Title: Algebraic-based sampling via permutations
Authors: Francesca Romana Crucinio - University of Warwick (United Kingdom)
Roberto Fontana - Politecnico di Torino (Italy) [presenting]
Abstract: Consider two samples of size $n_1$ and $n_2$ coming from some non-negative discrete exponential family. There exists a uniformly most powerful unbiased procedure to test if the two samples come from the same distribution, performed conditionally on the sum of their entries $t$. The resulting sample space is the fiber of vectors of size $n_1 + n_2$ and entries adding up to $t$. Vectors can be sampled from this set by building a Markov chain Monte Carlo (MCMC) procedure which exploits Markov basis to connect all the elements of $F$. The fiber can be partitioned into orbits of permutations and the probability of sampling a vector $y$ given its orbit is uniform.
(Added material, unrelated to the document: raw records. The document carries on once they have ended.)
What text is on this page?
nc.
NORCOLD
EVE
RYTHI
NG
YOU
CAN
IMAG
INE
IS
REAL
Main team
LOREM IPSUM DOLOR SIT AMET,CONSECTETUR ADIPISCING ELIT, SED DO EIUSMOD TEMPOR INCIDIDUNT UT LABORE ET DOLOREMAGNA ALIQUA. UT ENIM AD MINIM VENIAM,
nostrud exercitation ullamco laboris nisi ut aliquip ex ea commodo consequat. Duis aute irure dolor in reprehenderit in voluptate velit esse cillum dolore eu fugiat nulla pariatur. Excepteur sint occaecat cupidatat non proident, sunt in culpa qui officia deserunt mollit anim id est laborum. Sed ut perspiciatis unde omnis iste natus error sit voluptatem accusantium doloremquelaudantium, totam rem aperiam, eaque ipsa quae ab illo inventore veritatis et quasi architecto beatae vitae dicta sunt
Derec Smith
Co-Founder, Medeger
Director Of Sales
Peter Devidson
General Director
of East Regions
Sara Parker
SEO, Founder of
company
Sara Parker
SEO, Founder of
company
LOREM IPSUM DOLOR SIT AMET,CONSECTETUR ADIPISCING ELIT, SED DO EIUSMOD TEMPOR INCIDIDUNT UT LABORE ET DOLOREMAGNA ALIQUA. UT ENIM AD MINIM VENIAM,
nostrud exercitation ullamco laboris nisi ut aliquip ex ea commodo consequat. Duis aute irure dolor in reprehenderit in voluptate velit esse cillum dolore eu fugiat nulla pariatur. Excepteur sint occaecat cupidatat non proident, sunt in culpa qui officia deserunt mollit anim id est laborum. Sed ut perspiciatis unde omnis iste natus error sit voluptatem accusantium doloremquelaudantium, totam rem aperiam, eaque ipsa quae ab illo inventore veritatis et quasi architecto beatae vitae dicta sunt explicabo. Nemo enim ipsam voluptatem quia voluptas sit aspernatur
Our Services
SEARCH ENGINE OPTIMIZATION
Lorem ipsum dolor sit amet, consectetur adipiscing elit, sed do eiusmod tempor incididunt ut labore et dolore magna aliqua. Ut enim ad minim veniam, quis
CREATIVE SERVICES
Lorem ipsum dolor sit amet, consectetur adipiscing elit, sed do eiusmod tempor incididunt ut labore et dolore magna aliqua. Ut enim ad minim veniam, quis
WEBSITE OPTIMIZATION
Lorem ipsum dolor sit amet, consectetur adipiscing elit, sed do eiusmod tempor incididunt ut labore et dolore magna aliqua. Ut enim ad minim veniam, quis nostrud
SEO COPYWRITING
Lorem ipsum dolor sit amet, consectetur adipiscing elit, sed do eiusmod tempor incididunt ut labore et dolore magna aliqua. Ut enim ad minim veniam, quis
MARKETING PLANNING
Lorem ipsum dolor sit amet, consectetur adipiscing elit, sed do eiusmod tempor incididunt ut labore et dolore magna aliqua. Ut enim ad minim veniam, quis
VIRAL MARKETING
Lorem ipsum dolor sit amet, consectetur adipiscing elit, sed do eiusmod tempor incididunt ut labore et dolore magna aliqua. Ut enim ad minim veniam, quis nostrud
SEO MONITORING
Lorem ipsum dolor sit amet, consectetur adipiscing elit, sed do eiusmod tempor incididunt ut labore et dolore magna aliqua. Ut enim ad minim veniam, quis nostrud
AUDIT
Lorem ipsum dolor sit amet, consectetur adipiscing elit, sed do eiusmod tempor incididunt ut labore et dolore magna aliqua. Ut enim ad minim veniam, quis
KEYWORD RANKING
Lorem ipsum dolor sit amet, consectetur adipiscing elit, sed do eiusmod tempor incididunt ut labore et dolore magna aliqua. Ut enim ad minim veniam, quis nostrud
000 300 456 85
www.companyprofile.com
As a consequence, it is possible to sample orbits which are contained in $F$ via MCMC with the appropriate Markov basis, and then $y$ via standard Monte Carlo. The two sampling procedures above result in two well-known estimators: the indicator function and the permutation cumulative distribution function. Both estimators are unbiased, but the one provided by the permutation approach has the lowest variance and the lowest mean absolute deviation. These theoretical results are verified by a simulation study, showing that the permutation approach grants convergence in the least time too.